REMOTE PROOFING -- Approved On-site
The Graphic Arts Technical Foundation's "Digital Proofing Study, Part VI," seems to support this conclusion. The study found that about half of the survey respondents were actually providing soft proofs to a percentage of their customer bases, while only 17 percent reported doing remote hardcopy proofing with any clients. In both cases, the remote proofing users typically reported using this approach with 10 percent or less of their clients.
They may be small in number, but remote proofing users are big proponents of the capability.
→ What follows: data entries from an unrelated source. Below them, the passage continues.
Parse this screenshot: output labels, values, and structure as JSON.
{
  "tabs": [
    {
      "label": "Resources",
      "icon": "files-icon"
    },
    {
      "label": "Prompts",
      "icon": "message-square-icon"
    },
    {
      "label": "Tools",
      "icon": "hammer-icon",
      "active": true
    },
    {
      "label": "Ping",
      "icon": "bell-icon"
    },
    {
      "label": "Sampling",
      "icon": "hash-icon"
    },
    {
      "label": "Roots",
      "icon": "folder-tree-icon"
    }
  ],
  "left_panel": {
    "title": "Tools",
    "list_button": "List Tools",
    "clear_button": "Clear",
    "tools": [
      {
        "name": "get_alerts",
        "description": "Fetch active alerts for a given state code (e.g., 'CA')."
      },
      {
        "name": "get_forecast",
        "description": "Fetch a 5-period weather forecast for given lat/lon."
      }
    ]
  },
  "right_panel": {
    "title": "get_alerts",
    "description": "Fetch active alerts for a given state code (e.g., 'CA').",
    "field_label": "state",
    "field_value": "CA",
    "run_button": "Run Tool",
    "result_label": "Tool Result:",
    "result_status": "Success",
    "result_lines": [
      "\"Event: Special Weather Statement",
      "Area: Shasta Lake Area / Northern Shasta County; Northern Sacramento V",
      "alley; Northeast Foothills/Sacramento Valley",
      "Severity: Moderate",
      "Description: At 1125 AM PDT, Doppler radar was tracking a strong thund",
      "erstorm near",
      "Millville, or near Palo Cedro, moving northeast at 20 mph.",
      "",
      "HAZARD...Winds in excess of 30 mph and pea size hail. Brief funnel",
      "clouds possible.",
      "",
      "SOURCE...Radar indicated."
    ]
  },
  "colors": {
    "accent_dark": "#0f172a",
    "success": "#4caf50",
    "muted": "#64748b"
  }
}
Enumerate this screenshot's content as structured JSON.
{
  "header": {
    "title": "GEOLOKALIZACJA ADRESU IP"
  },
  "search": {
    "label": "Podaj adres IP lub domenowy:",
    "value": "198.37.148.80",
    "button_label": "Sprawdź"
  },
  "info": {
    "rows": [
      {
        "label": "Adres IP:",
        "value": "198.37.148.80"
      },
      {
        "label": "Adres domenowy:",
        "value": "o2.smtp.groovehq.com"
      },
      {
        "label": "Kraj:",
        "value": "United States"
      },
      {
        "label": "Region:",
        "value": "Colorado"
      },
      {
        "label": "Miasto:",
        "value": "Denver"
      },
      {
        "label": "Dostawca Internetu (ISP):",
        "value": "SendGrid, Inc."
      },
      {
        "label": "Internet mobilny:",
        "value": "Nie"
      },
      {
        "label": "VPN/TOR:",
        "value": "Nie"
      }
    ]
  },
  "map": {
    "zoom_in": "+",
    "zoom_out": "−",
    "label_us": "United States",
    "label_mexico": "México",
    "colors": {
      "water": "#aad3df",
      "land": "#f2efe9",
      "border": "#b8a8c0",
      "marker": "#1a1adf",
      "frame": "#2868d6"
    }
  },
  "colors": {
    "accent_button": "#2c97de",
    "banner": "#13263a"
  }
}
Take the Holden Direct Marketing Group, for example. According to Bob Buczek, prepress manager, the organization has implemented a combination of remote soft and hardcopy proofing at two of its companies—Advance Direct and Moody Printing & Mail Marketing. The Colorado-based companies produce direct mail pieces for their nationwide customer bases.
The bulk of the work is five-over-four color (tint and spot) jobs with some color photos, Buczek says. For the pieces with color photos, a Kodak Approval digital color proof is sent out for the first round of proofing, he adds. Soft proofing then is often used for any subsequent rounds of approval, as well as for jobs that use PANTONE colors, reprint work and time-sensitive jobs, he explains.
Holden originally tried e-mailing straight PDF files for soft proofing, but customers had a hard time using the Adobe Acrobat tools for marking up the proofs. The group has since standardized on Group Logic's Imagexpo soft proofing solution.
"The tools in Imagexpo for marking up proofs are very easy to use," the prepress manager reports, "and using it for soft proofing reduces mistakes due to miscommunication. Sometimes when you get a faxed proof from a client you can't make out parts of job, or the person's handwriting is hard to read. With Imagexpo, any changes are clearly marked and comments are added as text so they're easy to read."